Упоенная собственной прелестью, возбужденная туманными предчувствиями и сладострастным предвкушением, бросается Валя за уборку, готовку и помывку, чтобы к приходу Степы все в их доме сверкало и пахло, чтобы везде было хорошо и красиво, чтобы каждая мелочь радовала глаз и душу в этой новой начинающейся у них безоблачной жизни. Не ощущая ни капли усталости после проделанной работы, встречает она вечером мужа с шаловливыми искорками в глазах, лукаво и любовно глядит на него, пока тот, тоже зараженный ее веселым настроением, снисходительно ухмыляется и хлебает наваристые щи со сметаной. С загадочной улыбкой гасит Валя тусклый ночник и, едва скрывая крупную дрожь, ложится рядом с мужем в свежую, дурманящую ароматом луговых цветов постель, в робком азарте прижимается к его костлявому боку своим разгоряченным благоухающим телом.
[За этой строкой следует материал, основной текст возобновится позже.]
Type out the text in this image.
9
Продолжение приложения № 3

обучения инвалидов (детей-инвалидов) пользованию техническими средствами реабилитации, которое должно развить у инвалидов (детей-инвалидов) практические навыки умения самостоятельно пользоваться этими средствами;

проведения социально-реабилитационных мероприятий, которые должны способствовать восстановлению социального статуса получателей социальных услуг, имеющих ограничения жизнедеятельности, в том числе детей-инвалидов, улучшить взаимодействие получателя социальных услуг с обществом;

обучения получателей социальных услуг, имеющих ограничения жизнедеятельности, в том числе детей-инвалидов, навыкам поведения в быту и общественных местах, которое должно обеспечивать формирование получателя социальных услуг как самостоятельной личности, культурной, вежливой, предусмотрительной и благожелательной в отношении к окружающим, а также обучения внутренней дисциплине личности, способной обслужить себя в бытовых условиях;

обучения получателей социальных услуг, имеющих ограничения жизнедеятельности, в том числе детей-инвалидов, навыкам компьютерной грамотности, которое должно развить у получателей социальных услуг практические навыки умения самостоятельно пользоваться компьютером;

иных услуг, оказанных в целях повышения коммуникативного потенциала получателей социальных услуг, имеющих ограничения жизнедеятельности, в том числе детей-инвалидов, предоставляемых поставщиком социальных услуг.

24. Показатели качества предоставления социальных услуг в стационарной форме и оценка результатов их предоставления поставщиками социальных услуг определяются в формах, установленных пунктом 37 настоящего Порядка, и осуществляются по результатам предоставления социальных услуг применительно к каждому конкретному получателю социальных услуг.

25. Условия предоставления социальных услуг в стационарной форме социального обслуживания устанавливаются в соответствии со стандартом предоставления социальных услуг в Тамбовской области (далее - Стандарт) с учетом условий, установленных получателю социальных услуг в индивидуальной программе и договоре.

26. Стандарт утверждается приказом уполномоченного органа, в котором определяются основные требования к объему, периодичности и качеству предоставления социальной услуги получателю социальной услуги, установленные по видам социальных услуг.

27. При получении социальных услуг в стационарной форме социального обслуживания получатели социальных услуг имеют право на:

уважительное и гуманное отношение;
– Ты чего? – Степино плечо дергается, странно напрягается и становится еще тверже.
– Ничего. – Слышит он возле своего уха Валин игривый полушепот и чувствует, как в его острую ключицу толкается мягкая полная девичья грудь.
– Ты чего, тебе говорят? – Степа резко подскакивает на локтях.
– Это ты чего? – Валин голос звучит в темноте совсем по-детски, с еще только зарождающимися нотками удивления и испуга.
– Это блуд, Валька! – Что-то смешное и противоестественное мерещится ему в этом слове, а потому Степа дополняет. – Грех!
– Какой же грех, Степочка? Мы ведь муж и жена. – Валя растеряна и говорит первое, что приходит в голову.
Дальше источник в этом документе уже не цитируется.